Hi all,
Was thinking of picking this up recently but if I remember correctly this game used to be around 20-25 dollar mark. It is now retailing for 37. Is this a mistake or has this game appreciated in value since last year?
Cheers.
Was thinking of picking this up recently but if I remember correctly this game used to be around 20-25 dollar mark. It is now retailing for 37. Is this a mistake or has this game appreciated in value since last year?
Taillebois wrote:Yes, sadly under new ownership there seems to be a "stuff the wargamer" approach. I've got pretty much all the AGEOD games, including WW1 (two copies actually) . Only weirdos buy these games, so hit them for thirty bucks a go. I would like to buy Espana, but it is basically one scenario.
Calvinus almost killed himself making this WW1 game finally work. I admire his perseverence and honour towards those who paid for the early buggy release.
Look around, play the demo (is there a demo?). Maybe there are alternative routes.
More people, especially children, should be given a copy of this WW1 game. It is the hundred year anniversary of 1914 , yet I have still to find anybody of whatever age (I'm 59) who even knows that the Schlieffen Plan wasn't the only option.
Modern revised history coming out of the UK has a more sane and balanced view regarding the GREAT WAR and blames all the powers equally with special emphasis on Servia, Russia, AH Empire and less on the historically bashed up GERMAN Empire.
Random wrote:I'm actually inclined to disagree with this, not the revisions themselves but rather the idea that the historical narratives coming out of the UK are, on the whole particularly well balanced.
A case in point is Max Hasting's recent account of the origins of the Great War - Catastrophe: Europe Goes to War 1914 a book I found to be verbose, quite biased and vastly inferior to Margaret MacMillan's The War That Ended Peace: The Road to 1914, or Christopher Clark's The Sleepwalkers: How Europe Went to War in 1914 and even Donald Kagan's Europe's Last Summer in most respects.
In general, British historians still seem wedded to the Churchill/Terraine/Pitt/Taylor/Tuchman narrative that vilifies Germany, demonizes the Kaiser and where the British Empire innocently entered the European war for reasons of the purist altruism. This certainly remains a popular point of view in the UK.
A century on and we're nowhere near to closing the book on The Great war.
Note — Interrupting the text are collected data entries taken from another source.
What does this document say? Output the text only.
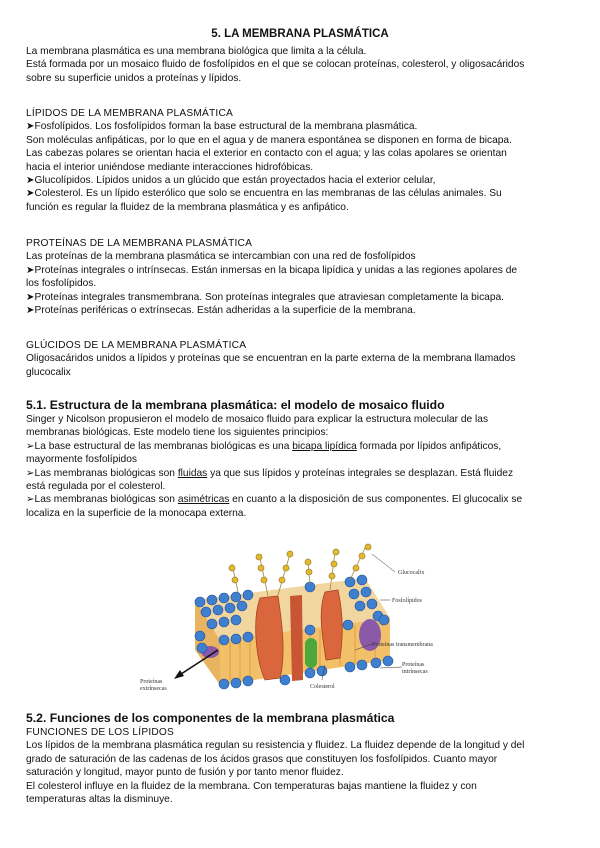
5. LA MEMBRANA PLASMÁTICA
La membrana plasmática es una membrana biológica que limita a la célula.
Está formada por un mosaico fluido de fosfolípidos en el que se colocan proteínas, colesterol, y oligosacáridos
sobre su superficie unidos a proteínas y lípidos.
LÍPIDOS DE LA MEMBRANA PLASMÁTICA
➤Fosfolípidos. Los fosfolípidos forman la base estructural de la membrana plasmática.
Son moléculas anfipáticas, por lo que en el agua y de manera espontánea se disponen en forma de bicapa.
Las cabezas polares se orientan hacia el exterior en contacto con el agua; y las colas apolares se orientan
hacia el interior uniéndose mediante interacciones hidrofóbicas.
➤Glucolípidos. Lípidos unidos a un glúcido que están proyectados hacia el exterior celular,
➤Colesterol. Es un lípido esterólico que solo se encuentra en las membranas de las células animales. Su
función es regular la fluidez de la membrana plasmática y es anfipático.
PROTEÍNAS DE LA MEMBRANA PLASMÁTICA
Las proteínas de la membrana plasmática se intercambian con una red de fosfolípidos
➤Proteínas integrales o intrínsecas. Están inmersas en la bicapa lipídica y unidas a las regiones apolares de
los fosfolípidos.
➤Proteínas integrales transmembrana. Son proteínas integrales que atraviesan completamente la bicapa.
➤Proteínas periféricas o extrínsecas. Están adheridas a la superficie de la membrana.
GLÚCIDOS DE LA MEMBRANA PLASMÁTICA
Oligosacáridos unidos a lípidos y proteínas que se encuentran en la parte externa de la membrana llamados
glucocalix
5.1. Estructura de la membrana plasmática: el modelo de mosaico fluido
Singer y Nicolson propusieron el modelo de mosaico fluido para explicar la estructura molecular de las
membranas biológicas. Este modelo tiene los siguientes principios:
➢La base estructural de las membranas biológicas es una bicapa lipídica formada por lípidos anfipáticos,
mayormente fosfolípidos
➢Las membranas biológicas son fluidas ya que sus lípidos y proteínas integrales se desplazan. Está fluidez
está regulada por el colesterol.
➢Las membranas biológicas son asimétricas en cuanto a la disposición de sus componentes. El glucocalix se
localiza en la superficie de la monocapa externa.
Glucocalix
Fosfolípidos
Proteínas transmembrana
Proteínas
intrínsecas
Proteínas
extrínsecas	Colesterol
5.2. Funciones de los componentes de la membrana plasmática
FUNCIONES DE LOS LÍPIDOS
Los lípidos de la membrana plasmática regulan su resistencia y fluidez. La fluidez depende de la longitud y del
grado de saturación de las cadenas de los ácidos grasos que constituyen los fosfolípidos. Cuanto mayor
saturación y longitud, mayor punto de fusión y por tanto menor fluidez.
El colesterol influye en la fluidez de la membrana. Con temperaturas bajas mantiene la fluidez y con
temperaturas altas la disminuye.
And as much as I generally hate game-pricing threads, WW1G was included in the Matrix/Slitherine Christmas sale so complaining about the cost a couple of days after the sale ended seems a bit disingenuous.
-C
Random wrote:
And as much as I generally hate game-pricing threads, WW1G was included in the Matrix/Slitherine Christmas sale so complaining about the cost a couple of days after the sale ended seems a bit disingenuous.
-C
leaddernoir wrote:Just for the record (and not trying to start a flame war here) I was not complaining about the price. I was asking whether the game has increased in price (which it seems it has under the Matrix acquisition) as its highly unusual for games to appreciate in value and I was unsure whether this was an error or not. Cheers![]()
Random wrote:Apologies if I offended. The vast majority of pricing threads seem to be intended to be deliberately combustible but it would appear that this was not the case here.
It's a great game if frustrating and occasionally flawed, WW1G covers more of the Great War in more depth than any rival that I know of but of course the value of anything rests with the buyer and not the seller. Once again I am very sorry if I misinterpreted your motives for starting the thread.
-C
leaddernoir wrote:Was thinking of picking this up recently but if I remember correctly this game used to be around 20-25 dollar mark. It is now retailing for 37. Is this a mistake or has this game appreciated in value since last year?
leaddernoir wrote:it really does seem to be the most in depth and intuitive game on the period.